The Economics of Taking a Dip

By Jonathan Starkey
Washington Post Staff Writer
Saturday, August 15, 2009

With home equity lost to a burst housing bubble and homeowners strapped for cash, backyard swimming pools aren't making quite the splash they were three or four years ago.

Contractors say sales of pools -- similar to other big-ticket items -- are off 15 percent or more compared with last year. As a result, companies are cutting prices and offering other incentives.

"We're willing to take a little less to get things going," said Frank Firetti, sales manager at the Manassas office of Blue Haven Pools.

Locally, the contractor is cutting $2,000 to $4,000 off the price of an in-ground pool, which can cost $40,000 to $60,000, Firetti said.

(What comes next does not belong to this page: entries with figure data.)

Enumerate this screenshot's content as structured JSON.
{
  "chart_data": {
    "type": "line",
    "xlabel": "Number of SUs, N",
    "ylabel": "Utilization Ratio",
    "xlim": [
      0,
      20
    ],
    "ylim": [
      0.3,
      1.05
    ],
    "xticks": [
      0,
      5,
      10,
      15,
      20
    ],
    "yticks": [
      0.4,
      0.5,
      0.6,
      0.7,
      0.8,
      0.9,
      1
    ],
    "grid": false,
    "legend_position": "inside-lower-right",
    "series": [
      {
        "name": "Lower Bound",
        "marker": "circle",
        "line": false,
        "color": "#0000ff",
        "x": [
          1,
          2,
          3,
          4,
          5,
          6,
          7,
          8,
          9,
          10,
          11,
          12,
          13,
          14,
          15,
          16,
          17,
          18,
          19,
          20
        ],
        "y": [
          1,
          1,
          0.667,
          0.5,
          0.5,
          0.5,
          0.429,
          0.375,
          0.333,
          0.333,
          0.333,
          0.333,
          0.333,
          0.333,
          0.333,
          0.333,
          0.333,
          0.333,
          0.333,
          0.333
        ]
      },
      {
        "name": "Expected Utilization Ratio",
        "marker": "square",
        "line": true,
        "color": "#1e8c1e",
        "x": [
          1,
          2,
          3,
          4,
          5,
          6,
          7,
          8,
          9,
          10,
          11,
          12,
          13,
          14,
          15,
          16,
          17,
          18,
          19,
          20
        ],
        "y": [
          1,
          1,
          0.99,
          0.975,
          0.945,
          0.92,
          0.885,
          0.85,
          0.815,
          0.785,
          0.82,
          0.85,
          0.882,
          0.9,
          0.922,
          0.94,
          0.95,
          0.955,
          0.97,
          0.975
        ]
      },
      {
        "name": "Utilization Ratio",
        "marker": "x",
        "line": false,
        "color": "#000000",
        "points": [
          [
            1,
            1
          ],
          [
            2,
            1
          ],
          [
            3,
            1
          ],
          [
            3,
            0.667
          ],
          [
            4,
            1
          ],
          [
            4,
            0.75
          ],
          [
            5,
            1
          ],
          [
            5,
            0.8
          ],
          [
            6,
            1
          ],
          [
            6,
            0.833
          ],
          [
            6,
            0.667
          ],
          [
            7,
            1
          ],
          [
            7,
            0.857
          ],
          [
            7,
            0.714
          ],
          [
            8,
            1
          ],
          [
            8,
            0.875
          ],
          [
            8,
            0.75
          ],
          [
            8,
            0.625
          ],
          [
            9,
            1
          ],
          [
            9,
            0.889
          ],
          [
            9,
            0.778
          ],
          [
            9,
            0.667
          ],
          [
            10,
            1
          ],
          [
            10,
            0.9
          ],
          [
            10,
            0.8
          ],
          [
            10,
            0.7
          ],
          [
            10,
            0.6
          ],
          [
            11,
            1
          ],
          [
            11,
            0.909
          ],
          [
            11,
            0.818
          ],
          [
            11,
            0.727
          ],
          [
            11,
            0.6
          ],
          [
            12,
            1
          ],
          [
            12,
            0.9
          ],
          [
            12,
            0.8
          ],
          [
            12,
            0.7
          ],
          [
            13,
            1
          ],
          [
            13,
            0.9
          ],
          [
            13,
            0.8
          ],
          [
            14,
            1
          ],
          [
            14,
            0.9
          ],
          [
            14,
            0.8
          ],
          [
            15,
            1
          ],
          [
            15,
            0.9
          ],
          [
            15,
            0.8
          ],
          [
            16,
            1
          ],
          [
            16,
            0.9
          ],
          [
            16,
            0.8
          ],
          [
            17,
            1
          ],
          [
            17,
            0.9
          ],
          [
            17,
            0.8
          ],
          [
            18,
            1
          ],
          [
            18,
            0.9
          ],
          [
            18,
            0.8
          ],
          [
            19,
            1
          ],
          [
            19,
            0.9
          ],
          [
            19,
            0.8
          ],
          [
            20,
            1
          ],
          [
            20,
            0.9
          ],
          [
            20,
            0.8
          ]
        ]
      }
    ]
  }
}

Firetti said the company built, or at least began work on, 391 pools in Virginia, Maryland and the panhandle of West Virginia in the boom year of 2005. It has finished or begun work on about 60 so far this year, with 20 more or so in the works.

Anthony & Sylvan Pools is offering 5 percent discounts to customers in the northeast who make payments online, said Tom Casey, the national chain's vice president of sales. Other deals are being offered across the country to stimulate sales, Casey said. Pool sales at Anthony & Sylvan have suffered with the downturn but have begun to stabilize this summer, he added.

"Deals for our swimming pools right now are very aggressive," Casey said. "There's a lot of trepidation. People are concerned."

Not everyone is taking a pass. Some families are opting to build a pool instead of spending money on passing extravagances.

Larry Ruggeri, owner of Calm Water Pools in Clarksburg, said he has built 13 pools so far this year -- with two more on the way.

"They are telling me they are cutting out their vacations," Ruggeri said. "They're not taking exotic vacations; they're investing in their homes."

Still, buying a pool is hardly an inexpensive alternative to vacationing. But if the pool is already there, homeowners seem more comfortable spending to keep it going over the summer.

"We've seen a tremendous increase as far as service work goes," said Jeff Kessler, owner of Pooltek, a pool service and repair company in Rockville.